Terrorist Attack on Sufi Mosque in Northern Sinai Results in 305 Dead and Escalation

Sent On: 
Sun, 2017-11-26
Newsletter Number: 

Our condolences go out to the families of the victims of the terrorist attack on the Rawdah mosque in Bir al-Abed, around 40 km west of el-Arish, North Sinai. With 305 dead and 128 wounded, this was the deadliest attack in Egypt in recent memory. A bomb exploded at the end of the Friday prayer, the precise moment with the highest number of mosque attendees. Attackers tried to block the roads leading away from the mosquewith burning vehicles, and they shot at people and ambulances surrounding the building. This was not the work of an individual lunatic but was evidently a planned massacre.


The attack came one week before the celebration of the birthday of Prophet Muhammad.


No one has claimed responsibility for this attack.
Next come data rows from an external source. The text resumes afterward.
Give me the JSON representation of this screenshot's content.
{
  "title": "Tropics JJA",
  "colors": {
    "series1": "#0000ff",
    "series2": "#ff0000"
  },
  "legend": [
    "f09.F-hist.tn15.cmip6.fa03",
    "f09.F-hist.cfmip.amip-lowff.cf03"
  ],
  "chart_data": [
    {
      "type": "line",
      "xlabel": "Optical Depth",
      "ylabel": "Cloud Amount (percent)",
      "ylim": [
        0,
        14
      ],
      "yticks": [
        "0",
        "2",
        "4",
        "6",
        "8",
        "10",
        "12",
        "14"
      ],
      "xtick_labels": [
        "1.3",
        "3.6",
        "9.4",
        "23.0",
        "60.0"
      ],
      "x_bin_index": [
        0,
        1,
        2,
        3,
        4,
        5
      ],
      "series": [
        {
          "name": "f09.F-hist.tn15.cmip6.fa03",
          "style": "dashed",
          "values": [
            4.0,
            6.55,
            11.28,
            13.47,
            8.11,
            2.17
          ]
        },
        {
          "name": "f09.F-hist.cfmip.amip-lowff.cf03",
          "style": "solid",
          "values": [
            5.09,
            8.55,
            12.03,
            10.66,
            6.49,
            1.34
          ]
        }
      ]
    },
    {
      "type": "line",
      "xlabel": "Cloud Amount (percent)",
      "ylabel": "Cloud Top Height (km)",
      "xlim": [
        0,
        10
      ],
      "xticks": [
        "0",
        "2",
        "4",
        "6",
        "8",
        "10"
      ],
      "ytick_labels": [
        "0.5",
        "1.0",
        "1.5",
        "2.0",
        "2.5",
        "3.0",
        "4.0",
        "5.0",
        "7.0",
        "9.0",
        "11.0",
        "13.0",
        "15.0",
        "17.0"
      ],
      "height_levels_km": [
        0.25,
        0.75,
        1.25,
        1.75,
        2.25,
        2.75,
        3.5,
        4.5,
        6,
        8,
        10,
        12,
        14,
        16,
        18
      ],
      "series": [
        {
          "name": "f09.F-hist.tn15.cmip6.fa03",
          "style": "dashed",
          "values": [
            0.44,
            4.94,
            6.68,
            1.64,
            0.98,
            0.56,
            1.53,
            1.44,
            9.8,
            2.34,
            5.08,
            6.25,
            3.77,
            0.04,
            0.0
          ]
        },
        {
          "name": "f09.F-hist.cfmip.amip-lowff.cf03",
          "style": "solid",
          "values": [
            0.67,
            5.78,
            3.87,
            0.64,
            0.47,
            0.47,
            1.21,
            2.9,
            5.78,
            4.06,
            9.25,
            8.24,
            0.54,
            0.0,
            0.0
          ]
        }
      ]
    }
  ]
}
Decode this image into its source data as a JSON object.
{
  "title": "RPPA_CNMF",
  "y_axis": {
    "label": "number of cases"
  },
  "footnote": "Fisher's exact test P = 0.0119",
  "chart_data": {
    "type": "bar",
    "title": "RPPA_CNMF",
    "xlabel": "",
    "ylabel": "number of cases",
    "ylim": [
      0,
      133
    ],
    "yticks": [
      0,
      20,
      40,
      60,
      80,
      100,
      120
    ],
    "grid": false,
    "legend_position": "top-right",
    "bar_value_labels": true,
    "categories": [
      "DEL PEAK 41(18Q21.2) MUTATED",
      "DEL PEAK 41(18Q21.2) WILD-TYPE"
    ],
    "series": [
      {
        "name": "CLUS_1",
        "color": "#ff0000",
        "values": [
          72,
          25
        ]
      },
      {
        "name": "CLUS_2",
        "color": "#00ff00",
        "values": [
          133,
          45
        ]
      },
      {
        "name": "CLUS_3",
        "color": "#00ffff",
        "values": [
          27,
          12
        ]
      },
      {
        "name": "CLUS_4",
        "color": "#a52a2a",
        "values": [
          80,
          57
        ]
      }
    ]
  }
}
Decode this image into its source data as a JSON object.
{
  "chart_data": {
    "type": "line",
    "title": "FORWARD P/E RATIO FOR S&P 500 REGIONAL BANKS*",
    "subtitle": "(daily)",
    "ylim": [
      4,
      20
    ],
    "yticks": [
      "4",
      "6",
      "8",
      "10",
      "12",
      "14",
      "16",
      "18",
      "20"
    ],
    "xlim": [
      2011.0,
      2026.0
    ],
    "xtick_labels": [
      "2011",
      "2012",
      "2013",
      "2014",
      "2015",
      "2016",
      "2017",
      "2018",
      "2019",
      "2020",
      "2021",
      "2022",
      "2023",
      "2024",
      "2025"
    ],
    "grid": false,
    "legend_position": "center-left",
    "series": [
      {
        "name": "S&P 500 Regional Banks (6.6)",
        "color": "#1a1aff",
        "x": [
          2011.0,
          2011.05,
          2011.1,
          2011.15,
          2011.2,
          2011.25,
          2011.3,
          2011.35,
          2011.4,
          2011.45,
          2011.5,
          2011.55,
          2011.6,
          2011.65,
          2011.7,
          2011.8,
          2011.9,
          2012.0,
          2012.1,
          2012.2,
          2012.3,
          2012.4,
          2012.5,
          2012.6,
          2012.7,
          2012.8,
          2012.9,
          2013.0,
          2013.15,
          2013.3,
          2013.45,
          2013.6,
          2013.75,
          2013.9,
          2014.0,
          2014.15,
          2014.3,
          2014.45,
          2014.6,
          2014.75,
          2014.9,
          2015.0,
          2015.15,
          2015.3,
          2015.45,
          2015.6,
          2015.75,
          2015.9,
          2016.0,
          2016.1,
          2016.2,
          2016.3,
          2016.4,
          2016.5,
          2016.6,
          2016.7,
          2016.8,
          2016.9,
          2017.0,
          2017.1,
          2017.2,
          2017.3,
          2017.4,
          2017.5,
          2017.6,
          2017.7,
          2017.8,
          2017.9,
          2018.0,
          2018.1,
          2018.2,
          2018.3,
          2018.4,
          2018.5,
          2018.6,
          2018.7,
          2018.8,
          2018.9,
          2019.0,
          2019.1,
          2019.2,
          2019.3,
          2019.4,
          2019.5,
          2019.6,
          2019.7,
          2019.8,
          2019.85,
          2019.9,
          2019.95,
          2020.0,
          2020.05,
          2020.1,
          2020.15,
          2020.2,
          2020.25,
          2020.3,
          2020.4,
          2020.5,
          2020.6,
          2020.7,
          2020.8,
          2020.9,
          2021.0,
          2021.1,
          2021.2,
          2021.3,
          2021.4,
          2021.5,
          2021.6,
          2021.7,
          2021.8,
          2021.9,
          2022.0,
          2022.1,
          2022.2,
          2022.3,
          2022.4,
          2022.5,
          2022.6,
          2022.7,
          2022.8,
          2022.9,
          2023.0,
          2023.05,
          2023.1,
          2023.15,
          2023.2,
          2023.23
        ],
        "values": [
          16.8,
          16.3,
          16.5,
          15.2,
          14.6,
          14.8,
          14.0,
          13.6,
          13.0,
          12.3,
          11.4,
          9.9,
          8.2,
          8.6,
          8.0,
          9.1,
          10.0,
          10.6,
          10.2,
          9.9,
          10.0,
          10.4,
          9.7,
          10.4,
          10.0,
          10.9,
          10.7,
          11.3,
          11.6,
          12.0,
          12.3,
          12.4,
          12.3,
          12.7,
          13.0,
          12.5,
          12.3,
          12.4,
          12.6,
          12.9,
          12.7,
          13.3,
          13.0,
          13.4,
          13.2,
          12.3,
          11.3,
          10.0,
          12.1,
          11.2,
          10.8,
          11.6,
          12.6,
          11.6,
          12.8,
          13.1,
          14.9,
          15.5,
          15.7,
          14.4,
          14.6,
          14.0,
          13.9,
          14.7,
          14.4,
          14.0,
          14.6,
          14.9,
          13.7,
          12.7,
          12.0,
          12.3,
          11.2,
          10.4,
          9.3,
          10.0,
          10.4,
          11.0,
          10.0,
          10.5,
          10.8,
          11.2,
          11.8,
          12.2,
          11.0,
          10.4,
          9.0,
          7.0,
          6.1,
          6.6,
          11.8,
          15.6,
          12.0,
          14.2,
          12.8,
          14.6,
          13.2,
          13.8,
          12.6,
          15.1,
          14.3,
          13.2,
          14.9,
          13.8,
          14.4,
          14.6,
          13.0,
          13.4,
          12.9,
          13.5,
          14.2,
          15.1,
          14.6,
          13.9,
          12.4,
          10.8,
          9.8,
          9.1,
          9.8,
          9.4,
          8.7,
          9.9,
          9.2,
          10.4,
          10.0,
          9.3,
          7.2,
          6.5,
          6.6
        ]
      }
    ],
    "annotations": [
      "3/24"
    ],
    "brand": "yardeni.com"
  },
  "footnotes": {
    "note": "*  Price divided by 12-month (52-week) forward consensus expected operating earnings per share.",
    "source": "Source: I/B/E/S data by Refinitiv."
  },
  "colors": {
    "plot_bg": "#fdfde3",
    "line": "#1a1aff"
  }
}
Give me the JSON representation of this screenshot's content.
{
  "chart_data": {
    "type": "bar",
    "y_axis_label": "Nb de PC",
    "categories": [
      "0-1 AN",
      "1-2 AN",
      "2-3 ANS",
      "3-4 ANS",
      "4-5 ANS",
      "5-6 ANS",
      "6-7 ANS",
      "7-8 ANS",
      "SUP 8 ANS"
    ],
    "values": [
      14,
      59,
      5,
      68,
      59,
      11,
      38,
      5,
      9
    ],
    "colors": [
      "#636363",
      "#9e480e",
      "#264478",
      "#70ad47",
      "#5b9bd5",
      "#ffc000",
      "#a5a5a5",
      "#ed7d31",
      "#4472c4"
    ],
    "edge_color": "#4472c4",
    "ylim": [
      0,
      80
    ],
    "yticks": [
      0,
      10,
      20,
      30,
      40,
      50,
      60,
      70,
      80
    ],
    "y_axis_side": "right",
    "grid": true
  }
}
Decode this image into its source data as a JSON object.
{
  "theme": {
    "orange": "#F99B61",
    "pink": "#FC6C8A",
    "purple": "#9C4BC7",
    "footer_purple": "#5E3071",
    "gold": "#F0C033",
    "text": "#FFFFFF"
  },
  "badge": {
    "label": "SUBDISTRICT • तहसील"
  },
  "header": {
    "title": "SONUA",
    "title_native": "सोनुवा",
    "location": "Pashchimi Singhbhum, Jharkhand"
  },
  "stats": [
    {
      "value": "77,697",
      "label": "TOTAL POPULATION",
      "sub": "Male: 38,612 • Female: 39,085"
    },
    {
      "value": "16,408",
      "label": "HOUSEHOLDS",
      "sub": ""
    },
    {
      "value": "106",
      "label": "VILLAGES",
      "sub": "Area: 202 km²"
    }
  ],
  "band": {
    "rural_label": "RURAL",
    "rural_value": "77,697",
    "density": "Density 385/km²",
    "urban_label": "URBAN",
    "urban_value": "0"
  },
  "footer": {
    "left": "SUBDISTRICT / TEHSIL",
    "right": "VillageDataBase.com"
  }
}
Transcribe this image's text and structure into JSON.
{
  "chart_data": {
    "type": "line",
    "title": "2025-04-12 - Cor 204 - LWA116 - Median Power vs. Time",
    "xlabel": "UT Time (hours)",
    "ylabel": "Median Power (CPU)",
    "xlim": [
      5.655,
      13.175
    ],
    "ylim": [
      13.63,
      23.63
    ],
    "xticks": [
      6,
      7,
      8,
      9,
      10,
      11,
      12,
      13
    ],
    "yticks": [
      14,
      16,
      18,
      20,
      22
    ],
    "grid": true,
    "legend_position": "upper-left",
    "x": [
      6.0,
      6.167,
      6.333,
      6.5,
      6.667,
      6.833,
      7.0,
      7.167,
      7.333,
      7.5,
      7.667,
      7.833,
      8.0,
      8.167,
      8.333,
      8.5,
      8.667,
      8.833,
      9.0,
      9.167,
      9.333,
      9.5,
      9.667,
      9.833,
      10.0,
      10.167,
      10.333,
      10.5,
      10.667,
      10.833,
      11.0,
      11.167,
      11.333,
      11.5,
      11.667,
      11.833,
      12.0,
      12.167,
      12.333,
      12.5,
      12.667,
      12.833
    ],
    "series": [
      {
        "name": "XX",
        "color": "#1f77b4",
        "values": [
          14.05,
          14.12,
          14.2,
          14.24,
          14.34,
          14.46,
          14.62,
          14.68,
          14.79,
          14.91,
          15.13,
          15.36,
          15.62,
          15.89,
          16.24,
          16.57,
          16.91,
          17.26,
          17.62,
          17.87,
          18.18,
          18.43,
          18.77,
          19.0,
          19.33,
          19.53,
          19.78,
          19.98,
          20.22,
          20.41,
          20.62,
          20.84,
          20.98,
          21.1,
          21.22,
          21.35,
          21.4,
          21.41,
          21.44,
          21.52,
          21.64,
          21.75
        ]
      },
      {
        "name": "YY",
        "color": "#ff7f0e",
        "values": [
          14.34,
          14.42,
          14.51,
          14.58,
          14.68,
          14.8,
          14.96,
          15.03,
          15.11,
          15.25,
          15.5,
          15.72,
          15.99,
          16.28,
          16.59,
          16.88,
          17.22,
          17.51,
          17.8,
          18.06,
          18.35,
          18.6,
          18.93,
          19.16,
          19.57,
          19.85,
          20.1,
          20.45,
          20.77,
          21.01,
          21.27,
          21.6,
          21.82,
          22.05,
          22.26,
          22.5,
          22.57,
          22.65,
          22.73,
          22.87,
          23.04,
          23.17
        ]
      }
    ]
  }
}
However, given that the target was a Sufi mosque and hardline Islamists in Sinai regard Sufis as apostates because they revere saints and celebrate the day of death of their saints at their shrines (not unlike the practices found in Coptic Orthodoxy), the culprits will most likely be sought in these circles.


The Guardian wrote that “an Isis propaganda outlet had previously published an interview with the commander of its ‘morality police’ in Sinai who said their ‘first priority was to combat the manifestations of polytheism including Sufism’ (Adham Youssef, The Guardian, November 25, 2017).


Sufis in particular hold the celebration of the birthday of the Prophet in great esteem. For example, in Sayida Zaynab, a quarter in Cairo with a large and active Sufi population around the Sufi Sayida Zaynab mosque, streets are full with memorabilia for this celebration. Also at other Sufi-affiliated mosques throughout the country, great attention is given to the birthday of the Prophet.



Memorabilia sold in celebration of the Prophet's birthday in Sayida Zaynab district, Cairo. Photo credits: Cornelis Hulsman.


Most streams in Islam approve of the commemoration of the Prophet’s birthday, but Wahhabis and Salafis oppose this practice, deeming it bid‘ah, the term used to condemn superfluous religious innovations.


This attack was not the first one on a Sufi mosque. After the 2011 revolt against president Mubarak, churches, but also some Sufi mosques, were attacked. In later years, Sufis played a major role in the opposition to Islamist president Morsi. Grand Sheikh of al-Azhar, Ahmed al-Tayib, is a Sufi and supported then-General al-Sisi in deposing president Morsi in 2013. Sufis are well represented in many other high-ranking religious positions in the country.


The attack on the Rawdah mosque was widely denounced by Egyptian and non-Egyptian political and religious leaders. President Abdel Fattah al-Sisi promised the Egyptian people that he would respond with “brute force.” Egyptian media wrote about bombardments of fighter planes and the killing of terrorists.


The attack on the Sufi mosque and the government’s responses mark a major escalation in the struggle in northern Sinai between Egypt’s security forces and violent Islamist groups, whereby hundreds of police and soldiers have been killed, but also scores of judges, Christians and other civilians. Please also keep an eye out for the upcoming op-ed by Jasper Kiepe, wherein he explores Egypt’s blockade of Gaza. Nothing in the past years and current responses to this brutal attack indicate that much effort has been made to de-escalate. Surely militants need to be fought, but also, efforts need to be made to reduce the likelihood that Islamist-leaning civilians join Islamist militant groups.